Belgijski rząd ponownie stał się ofiarą cyberataku. Jak informują dziś krajowe media, w zeszłym tygodniu hakerzy włamali się do systemu informatycznego ministerstwa spraw zagranicznych. Miało mieć to związek z sytuacją na Ukrainie.

Szef belgijskiej dyplomacji Didier Reynders potwierdził w sobotę, że na serwerach ministerstwa wykryto złośliwy wirus, który miał na celu "kopiowanie informacji i dokumentów związanych z kryzysem ukraińskim". Od zeszłego tygodnia rządowi specjaliści próbują oszacować szkody i znaleźć winnych cyberataku. Wciąż nie wiadomo kto za nim stał, ale główne podejrzenia padają na Rosję.

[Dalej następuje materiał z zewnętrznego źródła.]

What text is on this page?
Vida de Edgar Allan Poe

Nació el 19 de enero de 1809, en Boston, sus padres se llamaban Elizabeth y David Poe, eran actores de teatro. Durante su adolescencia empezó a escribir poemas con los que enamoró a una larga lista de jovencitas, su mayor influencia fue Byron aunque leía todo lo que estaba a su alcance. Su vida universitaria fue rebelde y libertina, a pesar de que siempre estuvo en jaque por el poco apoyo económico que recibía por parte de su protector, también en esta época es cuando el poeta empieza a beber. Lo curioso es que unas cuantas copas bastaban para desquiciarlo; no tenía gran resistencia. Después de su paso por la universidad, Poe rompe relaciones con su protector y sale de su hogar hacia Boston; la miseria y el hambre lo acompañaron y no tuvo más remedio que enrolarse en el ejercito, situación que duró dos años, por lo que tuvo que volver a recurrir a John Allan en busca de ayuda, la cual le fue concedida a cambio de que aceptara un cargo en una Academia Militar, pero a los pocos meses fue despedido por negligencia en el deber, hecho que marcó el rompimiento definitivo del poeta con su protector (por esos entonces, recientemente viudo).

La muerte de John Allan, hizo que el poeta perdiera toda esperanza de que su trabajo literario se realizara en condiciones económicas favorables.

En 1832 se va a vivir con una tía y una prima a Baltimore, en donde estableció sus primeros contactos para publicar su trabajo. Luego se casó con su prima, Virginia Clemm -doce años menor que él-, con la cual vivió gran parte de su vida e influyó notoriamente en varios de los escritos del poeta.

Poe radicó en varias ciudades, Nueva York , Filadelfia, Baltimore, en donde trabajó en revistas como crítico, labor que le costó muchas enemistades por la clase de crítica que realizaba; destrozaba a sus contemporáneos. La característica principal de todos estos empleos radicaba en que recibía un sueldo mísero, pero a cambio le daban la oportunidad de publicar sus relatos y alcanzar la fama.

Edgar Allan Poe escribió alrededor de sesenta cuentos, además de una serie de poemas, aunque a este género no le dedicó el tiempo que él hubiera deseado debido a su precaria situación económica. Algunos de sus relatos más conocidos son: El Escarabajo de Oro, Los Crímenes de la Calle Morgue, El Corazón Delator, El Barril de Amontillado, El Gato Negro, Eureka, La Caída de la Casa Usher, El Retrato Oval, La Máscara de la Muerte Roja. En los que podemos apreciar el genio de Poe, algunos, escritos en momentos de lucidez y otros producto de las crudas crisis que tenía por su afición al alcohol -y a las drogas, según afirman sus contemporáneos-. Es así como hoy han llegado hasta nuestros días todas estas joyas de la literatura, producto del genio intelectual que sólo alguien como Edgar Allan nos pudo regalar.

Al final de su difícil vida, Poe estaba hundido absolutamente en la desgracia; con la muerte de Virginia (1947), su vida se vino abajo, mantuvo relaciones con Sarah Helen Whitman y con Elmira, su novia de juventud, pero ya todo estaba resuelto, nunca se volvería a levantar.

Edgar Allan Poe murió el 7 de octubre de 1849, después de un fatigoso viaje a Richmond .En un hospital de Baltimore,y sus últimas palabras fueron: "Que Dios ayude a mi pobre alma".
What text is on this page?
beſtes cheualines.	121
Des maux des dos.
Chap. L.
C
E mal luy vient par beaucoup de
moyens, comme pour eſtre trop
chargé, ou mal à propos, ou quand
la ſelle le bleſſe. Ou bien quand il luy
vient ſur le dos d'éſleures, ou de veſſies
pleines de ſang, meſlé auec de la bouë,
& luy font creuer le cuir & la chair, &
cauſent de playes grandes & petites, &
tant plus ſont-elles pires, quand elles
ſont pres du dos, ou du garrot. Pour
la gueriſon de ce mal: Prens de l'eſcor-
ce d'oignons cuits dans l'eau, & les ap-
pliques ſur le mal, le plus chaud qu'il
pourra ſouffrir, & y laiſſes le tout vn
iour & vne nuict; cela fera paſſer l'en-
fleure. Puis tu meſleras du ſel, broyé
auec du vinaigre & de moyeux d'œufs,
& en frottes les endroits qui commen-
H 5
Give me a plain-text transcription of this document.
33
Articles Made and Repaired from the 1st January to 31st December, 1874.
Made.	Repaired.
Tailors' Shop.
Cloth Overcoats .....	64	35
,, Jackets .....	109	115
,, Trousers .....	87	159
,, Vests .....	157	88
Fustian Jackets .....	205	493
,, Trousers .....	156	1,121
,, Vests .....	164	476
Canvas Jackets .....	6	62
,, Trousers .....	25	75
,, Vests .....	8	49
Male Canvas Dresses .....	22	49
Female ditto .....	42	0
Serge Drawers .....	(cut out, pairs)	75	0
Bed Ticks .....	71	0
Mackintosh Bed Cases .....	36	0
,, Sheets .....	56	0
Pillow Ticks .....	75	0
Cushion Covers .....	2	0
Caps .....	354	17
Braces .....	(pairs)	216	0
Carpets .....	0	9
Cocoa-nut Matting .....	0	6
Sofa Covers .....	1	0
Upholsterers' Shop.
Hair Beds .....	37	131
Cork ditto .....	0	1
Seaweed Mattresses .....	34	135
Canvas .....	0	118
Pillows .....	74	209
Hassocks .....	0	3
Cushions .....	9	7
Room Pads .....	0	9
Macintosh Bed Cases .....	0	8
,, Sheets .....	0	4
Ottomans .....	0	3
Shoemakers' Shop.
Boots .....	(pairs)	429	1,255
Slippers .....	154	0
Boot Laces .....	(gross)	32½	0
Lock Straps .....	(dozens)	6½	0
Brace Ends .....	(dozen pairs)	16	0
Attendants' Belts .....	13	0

To nie pierwszy raz gdy belgijski rząd stał się celem hakerów. Do podobnych zdarzeń doszło w zeszłym roku, gdy włamano się do systemów informatycznych ministerstwa spraw zagranicznych i kancelarii premiera. Zainfekowane zostały także serwery największej firmy telekomunikacyjnej w kraju. Rząd w Brukseli obiecał wtedy 10 milionów euro na walkę z cyberprzestępczością. Pieniądze jednak do dziś nie zostały wypłacone.